LONG BEACH — Long Beach Poly couldn’t match Great Oak at the plate, on the basepaths, on the mound nor in the field, and so the Moore League baseball champions’ season came to a close Tuesday afternoon in a second-round CIF Southern Section playoff game.
The Jackrabbits (20-9-1) managed just two hits, gave up a couple of unearned runs and faltered at key moments in a 6-1 defeat to visiting Great Oak, the fourth seed in Division 3.
The Wolfpack (20-9-1) won for the eighth time in their last nine games and move on to a quarterfinal showdown Friday at Northview (15-10).
They turned a tight game into a romp by scoring five runs in the fourth through sixth innings thanks to four hits, four walks and a couple of errors.
“We got outplayed by an opponent who is really good,” said Poly head coach Brent Lavoie, who watched most of the last two innings through the left-field fence on Martin Luther King Avenue after he was tossed in the top of the sixth while arguing a call at the plate. “Some timely hits on their end, they defended, they did things well. … Tip your cap to them. They were the better team, and they executed the best, and that’s the team that usually wins.”

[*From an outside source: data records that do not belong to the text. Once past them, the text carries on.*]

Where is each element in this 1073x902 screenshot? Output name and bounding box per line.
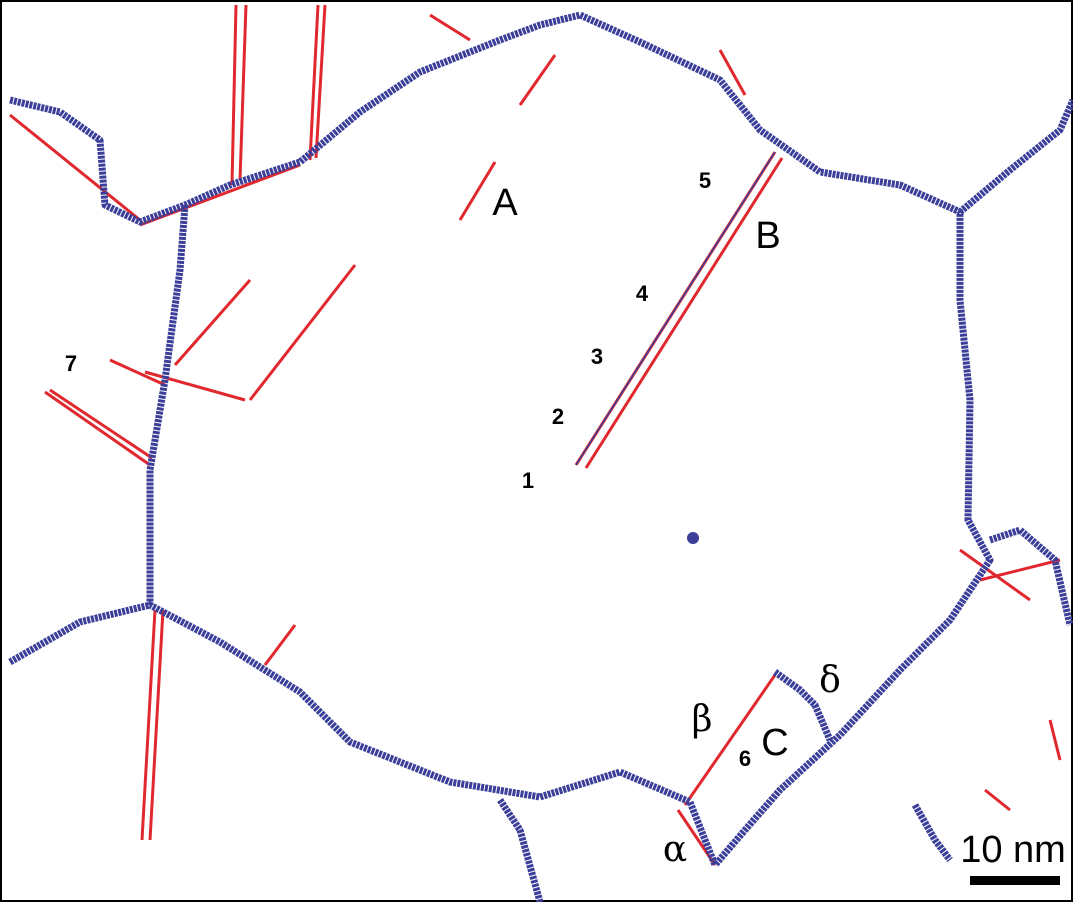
label-5: 5 [699, 168, 711, 193]
label-alpha: α [663, 829, 687, 870]
frame [1, 1, 1072, 901]
label-delta: δ [819, 660, 841, 701]
scale-bar-line [970, 876, 1060, 885]
label-beta: β [692, 699, 713, 740]
scale-bar-label: 10 nm [960, 829, 1066, 871]
label-6: 6 [739, 746, 751, 771]
label-1: 1 [522, 468, 534, 493]
label-4: 4 [636, 281, 649, 306]
label-3: 3 [591, 344, 603, 369]
scale-bar: 10 nm [960, 829, 1066, 885]
label-7: 7 [65, 351, 77, 376]
simulation-snapshot: A B C 1 2 3 4 5 6 7 α β δ 10 nm [0, 0, 1073, 902]
label-2: 2 [552, 404, 564, 429]
label-b: B [755, 215, 780, 257]
label-a: A [492, 182, 518, 224]
label-c: C [761, 722, 788, 764]
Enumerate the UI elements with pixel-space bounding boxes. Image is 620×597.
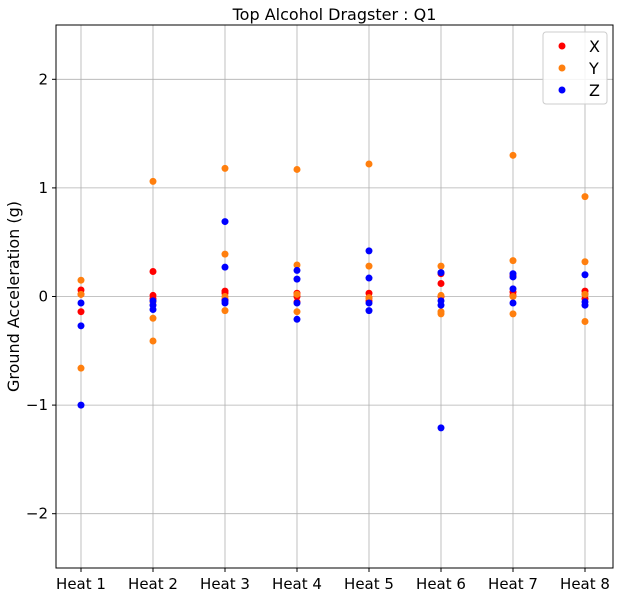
data-point-z bbox=[581, 301, 589, 309]
x-tick-label: Heat 4 bbox=[272, 575, 322, 593]
data-point-z bbox=[149, 306, 157, 314]
x-tick-label: Heat 3 bbox=[200, 575, 250, 593]
data-point-z bbox=[365, 307, 373, 315]
data-point-y bbox=[293, 261, 301, 269]
legend-label-y: Y bbox=[588, 59, 599, 78]
legend: XYZ bbox=[542, 31, 608, 105]
data-point-z bbox=[77, 299, 85, 307]
data-point-z bbox=[365, 247, 373, 255]
data-point-y bbox=[77, 290, 85, 298]
legend-marker-x bbox=[558, 42, 566, 50]
data-point-y bbox=[365, 160, 373, 168]
data-point-x bbox=[77, 308, 85, 316]
data-point-y bbox=[293, 308, 301, 316]
x-tick-label: Heat 1 bbox=[56, 575, 106, 593]
chart-title: Top Alcohol Dragster : Q1 bbox=[232, 5, 437, 24]
data-point-y bbox=[581, 290, 589, 298]
data-point-z bbox=[365, 299, 373, 307]
data-point-y bbox=[437, 262, 445, 270]
y-tick-label: 1 bbox=[38, 179, 48, 197]
data-point-z bbox=[221, 299, 229, 307]
data-point-y bbox=[581, 258, 589, 266]
axes: Heat 1 Heat 2 Heat 3 Heat 4 Heat 5 Heat 6 Heat… bbox=[26, 70, 610, 593]
data-point-y bbox=[293, 290, 301, 298]
data-point-z bbox=[293, 299, 301, 307]
data-point-z bbox=[293, 315, 301, 323]
x-tick-label: Heat 5 bbox=[344, 575, 394, 593]
data-point-y bbox=[365, 294, 373, 302]
data-point-x bbox=[149, 268, 157, 276]
data-point-y bbox=[509, 151, 517, 159]
data-point-z bbox=[77, 322, 85, 330]
data-point-y bbox=[509, 310, 517, 318]
y-tick-label: 2 bbox=[38, 70, 48, 88]
data-point-z bbox=[509, 273, 517, 281]
data-point-y bbox=[221, 250, 229, 258]
data-point-y bbox=[293, 165, 301, 173]
data-point-z bbox=[437, 269, 445, 277]
y-tick-label: 0 bbox=[38, 288, 48, 306]
data-point-y bbox=[437, 310, 445, 318]
data-point-y bbox=[365, 262, 373, 270]
y-tick-label: −2 bbox=[26, 505, 48, 523]
legend-label-z: Z bbox=[589, 81, 600, 100]
data-point-z bbox=[437, 424, 445, 432]
y-axis-label: Ground Acceleration (g) bbox=[4, 201, 23, 392]
x-tick-label: Heat 2 bbox=[128, 575, 178, 593]
data-point-z bbox=[509, 285, 517, 293]
data-point-z bbox=[293, 266, 301, 274]
data-point-x bbox=[437, 279, 445, 287]
data-points bbox=[77, 151, 589, 432]
series-z bbox=[77, 218, 589, 432]
data-point-y bbox=[509, 293, 517, 300]
data-point-y bbox=[509, 257, 517, 265]
data-point-y bbox=[149, 337, 157, 345]
data-point-y bbox=[581, 317, 589, 325]
data-point-z bbox=[365, 274, 373, 282]
data-point-y bbox=[77, 364, 85, 372]
data-point-y bbox=[149, 314, 157, 322]
data-point-z bbox=[77, 401, 85, 409]
data-point-z bbox=[509, 299, 517, 307]
data-point-y bbox=[581, 193, 589, 201]
legend-marker-z bbox=[558, 86, 566, 94]
data-point-z bbox=[221, 218, 229, 226]
legend-box bbox=[542, 31, 608, 105]
data-point-z bbox=[293, 275, 301, 283]
data-point-y bbox=[149, 177, 157, 185]
data-point-y bbox=[221, 307, 229, 315]
y-tick-label: −1 bbox=[26, 396, 48, 414]
x-tick-label: Heat 8 bbox=[560, 575, 610, 593]
data-point-y bbox=[437, 291, 445, 299]
legend-label-x: X bbox=[589, 37, 600, 56]
x-tick-label: Heat 7 bbox=[488, 575, 538, 593]
data-point-z bbox=[437, 301, 445, 309]
data-point-y bbox=[77, 276, 85, 284]
data-point-y bbox=[221, 164, 229, 172]
data-point-z bbox=[581, 271, 589, 279]
data-point-z bbox=[221, 263, 229, 271]
legend-marker-y bbox=[558, 64, 566, 72]
x-tick-label: Heat 6 bbox=[416, 575, 466, 593]
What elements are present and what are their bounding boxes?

Great Oak starter Michael Shanahan allowed just two hits and a run in four innings — singles by Daniel Mariscal and Chris Murphy to start the bottom of the fourth and Ethan Tapia’s one-out sacrifice fly to bring home Mariscal — and Blake Bambrick didn’t surrender a hit in three innings of relief.

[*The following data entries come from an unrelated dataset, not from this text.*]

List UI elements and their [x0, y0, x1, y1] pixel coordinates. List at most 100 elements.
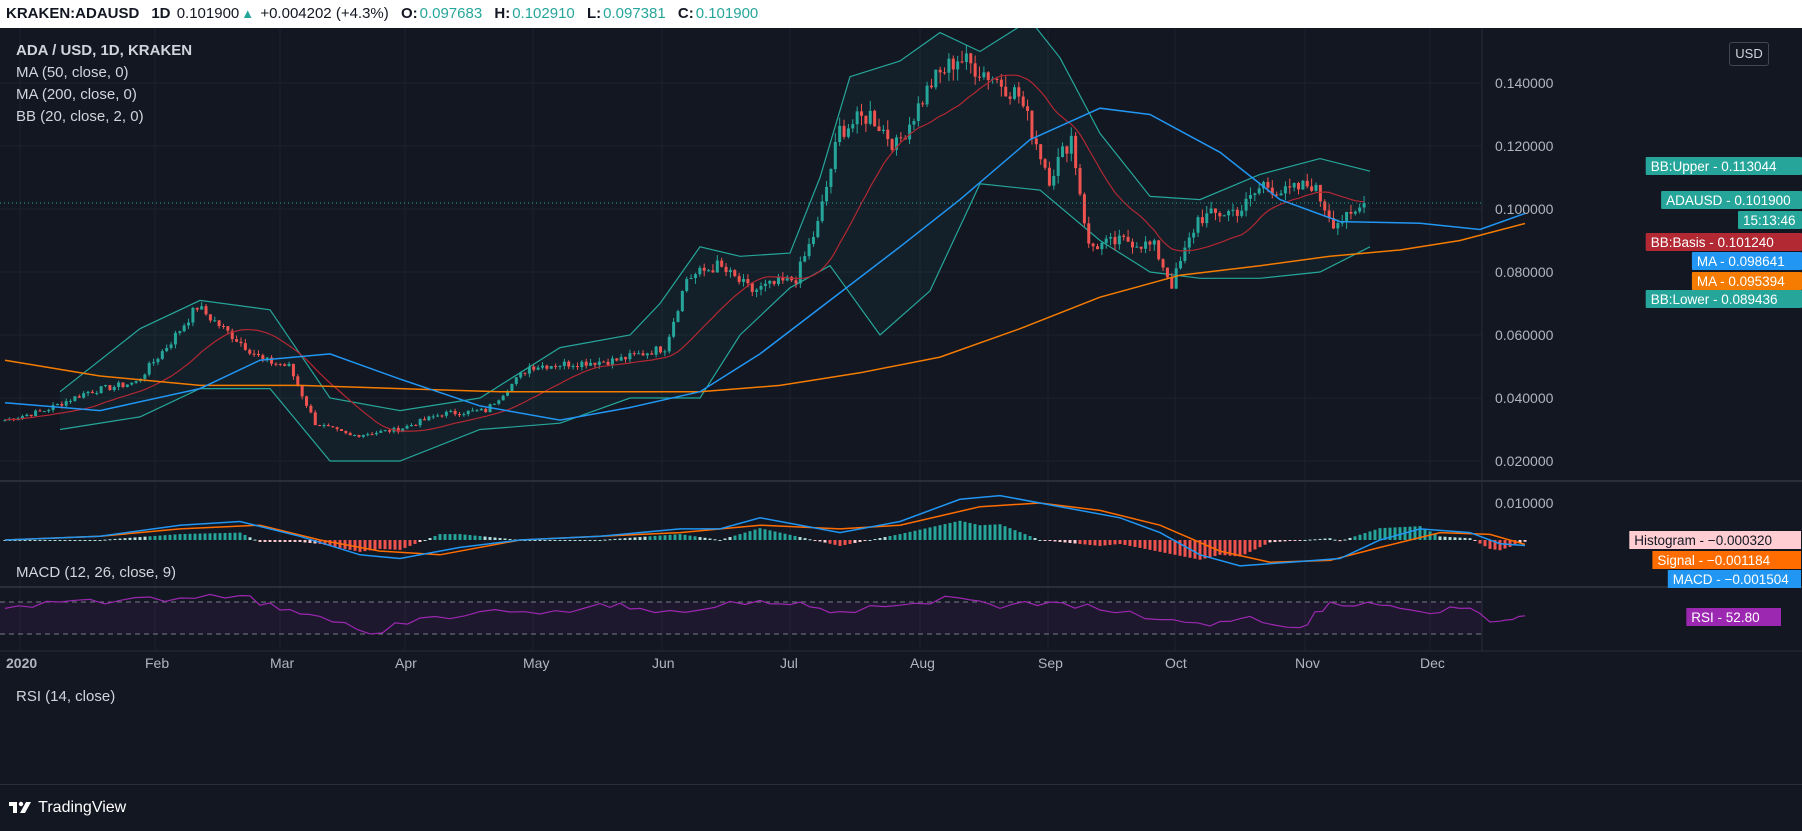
histogram-bar	[618, 538, 622, 540]
histogram-bar	[278, 540, 282, 542]
histogram-bar	[393, 540, 397, 550]
low-label: L:	[586, 5, 602, 22]
histogram-bar	[703, 537, 707, 540]
histogram-bar	[1013, 530, 1017, 540]
histogram-bar	[628, 537, 632, 540]
histogram-bar	[1008, 528, 1012, 540]
ma200-line	[4, 222, 1526, 393]
tradingview-logo[interactable]: TradingView	[8, 799, 126, 817]
price-tag-bg	[1691, 272, 1802, 290]
histogram-bar	[118, 538, 122, 540]
candle-body	[1026, 106, 1030, 111]
candle-body	[1257, 188, 1261, 194]
histogram-bar	[443, 534, 447, 540]
histogram-bar	[28, 540, 32, 541]
candle-body	[571, 366, 575, 368]
legend-macd[interactable]: MACD (12, 26, close, 9)	[16, 564, 177, 581]
legend-bb[interactable]: BB (20, close, 2, 0)	[16, 108, 144, 125]
high-label: H:	[494, 5, 511, 22]
candle-body	[728, 270, 732, 273]
candle-body	[894, 137, 898, 150]
chart-canvas[interactable]: 0.140000 0.120000 0.100000 0.080000 0.060000…	[0, 28, 1802, 784]
histogram-bar	[563, 540, 567, 541]
candle-body	[742, 279, 746, 282]
price-change: +0.004202 (+4.3%)	[260, 5, 389, 22]
candle-body	[1244, 198, 1248, 211]
candle-body	[1161, 259, 1165, 268]
macd-tag-text: Signal - −0.001184	[1657, 553, 1770, 568]
legend-ma50[interactable]: MA (50, close, 0)	[16, 64, 129, 81]
histogram-bar	[223, 532, 227, 540]
histogram-bar	[893, 535, 897, 540]
histogram-bar	[588, 540, 592, 541]
histogram-bar	[1298, 540, 1302, 541]
candle-body	[208, 314, 212, 321]
candle-body	[108, 385, 112, 390]
interval[interactable]: 1D	[151, 5, 171, 22]
candle-body	[541, 365, 545, 368]
candle-body	[99, 386, 103, 393]
candle-body	[811, 237, 815, 245]
bb-upper-line	[59, 28, 1371, 412]
histogram-bar	[1263, 540, 1267, 545]
macd-tag-signal: Signal - −0.001184	[1652, 551, 1801, 569]
histogram-bar	[848, 540, 852, 544]
low-value: 0.097381	[603, 5, 666, 22]
candle-body	[650, 353, 654, 355]
histogram-bar	[693, 536, 697, 540]
histogram-bar	[1448, 537, 1452, 540]
candle-body	[1200, 217, 1204, 224]
histogram-bar	[1523, 540, 1527, 542]
histogram-bar	[568, 540, 572, 541]
candle-body	[25, 414, 29, 417]
candle-body	[1030, 110, 1034, 139]
histogram-bar	[43, 540, 47, 541]
candle-body	[169, 344, 173, 348]
tradingview-logo-icon	[9, 801, 31, 813]
candle-body	[934, 69, 938, 88]
legend-ma200[interactable]: MA (200, close, 0)	[16, 86, 137, 103]
candle-body	[1227, 210, 1231, 216]
symbol-name[interactable]: KRAKEN:ADAUSD	[6, 5, 140, 22]
candles	[3, 45, 1366, 439]
histogram-bar	[923, 528, 927, 540]
candle-body	[584, 361, 588, 366]
candle-body	[204, 306, 208, 315]
histogram-bar	[688, 535, 692, 540]
candle-body	[506, 391, 510, 396]
candle-body	[724, 266, 728, 273]
candle-body	[877, 126, 881, 131]
histogram-bar	[1278, 540, 1282, 542]
candle-body	[938, 69, 942, 73]
histogram-bar	[138, 537, 142, 540]
candle-body	[536, 367, 540, 370]
histogram-bar	[943, 524, 947, 540]
candle-body	[287, 363, 291, 366]
histogram-bar	[538, 540, 542, 541]
legend-rsi[interactable]: RSI (14, close)	[16, 688, 116, 705]
histogram-bar	[1058, 540, 1062, 542]
histogram-bar	[633, 537, 637, 540]
candle-body	[440, 415, 444, 417]
candle-body	[680, 290, 684, 312]
histogram-bar	[788, 534, 792, 540]
price-tag-bbbasis: BB:Basis - 0.101240	[1645, 233, 1802, 251]
histogram-bar	[928, 527, 932, 540]
histogram-bar	[958, 520, 962, 540]
histogram-bar	[208, 533, 212, 540]
candle-body	[1148, 241, 1152, 245]
candle-body	[453, 410, 457, 415]
candle-body	[187, 322, 191, 326]
histogram-bar	[993, 524, 997, 540]
candle-body	[999, 79, 1003, 87]
histogram-bar	[1168, 540, 1172, 554]
candle-body	[1318, 184, 1322, 202]
currency-button[interactable]: USD	[1729, 42, 1769, 66]
histogram-bar	[423, 540, 427, 541]
candle-body	[414, 425, 418, 427]
candle-body	[916, 103, 920, 121]
candle-body	[545, 365, 549, 369]
candle-body	[1266, 181, 1270, 188]
time-axis-label: May	[523, 655, 549, 671]
candle-body	[405, 425, 409, 429]
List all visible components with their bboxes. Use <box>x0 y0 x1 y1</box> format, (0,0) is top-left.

“Shanny did a great job,” Wolfpack head coach Eric Morton said. “Our big thing with Shanny is give us at least four innings, and our bullpen will take it from there. Nice that we have Cam (Mabee) back on the mound Friday.”
Mabe is 7-3 with a 1.19 earned-run average.
Great Oak went ahead in the second when Jacob Fisher doubled with one out and scored on Jonah Sebring’s single, then used two singles, a walk and Luke Jepsen’s sacrifice fly to score Isaiah Lopez to make it 2-0 in the fourth.
Poly then scored its run but couldn’t get more.
“We had first and third with nobody out, and you’re thinking this could be the big inning, this could be our opportunity,” Lavoie said. “Us getting only one that inning, I think that was a big momentum-swinger. Because (with the run) we’re back in the game, but we needed more that inning.”
Great Oak, pointedly aggressive on the basepaths, scored two in the fifth — with Oregon-bound Zach Arnold coming home scoring when third baseman Edgar Rosales’ throw to the plate bounced past Mariscal and Josh Paino coming home on Lopez’s groundout — and two more in the sixth, the first after two calls that irked Lavoie.
Lavoie argued with the umpires after Jesse Dickens was called safe at first after first baseman Jordan Guevara tagged him when shortstop Murphy’s throw forced him off the bag.
Dickens stole second, went to third on a groundout, then appeared to slide under the tag when Rosales threw home on a Paino grounder.
Lavoie, who said his players motioned that they’d made the tag on both plays, stormed from the dugout and screamed at the umpires, was pulled away, then returned to the plate and was thrown out of the game.
Paino then stole second — one of seven Great Oak stolen bases — went to third on a wild pitch and scored on Cameron Mabee’s single.
“A bang-bang play, and at the end of the day, you’ve got to respect the decision that’s made and get back to your dugout and go to work,” Lavoie said. “But I thought the ball beat him there in plenty of time, and the way my catcher reacted. If my catcher didn’t react like that, I’m probably going back to the dugout, but the way he reacted was like, ‘Coach, he was out, the tag was on his shoulder,’ and I think it’s a tough call.”
Isaac Richardson gave up four hits and two runs before departing with one out in the fourth.
Reliever Tim Rife allowed three hits and walked four the rest of the way and surrendered two earned runs.
“Obviously, nobody wants to end their season on your home field, int the way that it does in the playoffs, but that’s going to happen to every single team except one,” Lavoie said. “These guys were hungry, believed they could chase a (CIF) title, but winning the Moore League title (for the first time in seven years) was quite special, quite significant, and these guys, they’re proud of their accomplishments, as they should be.”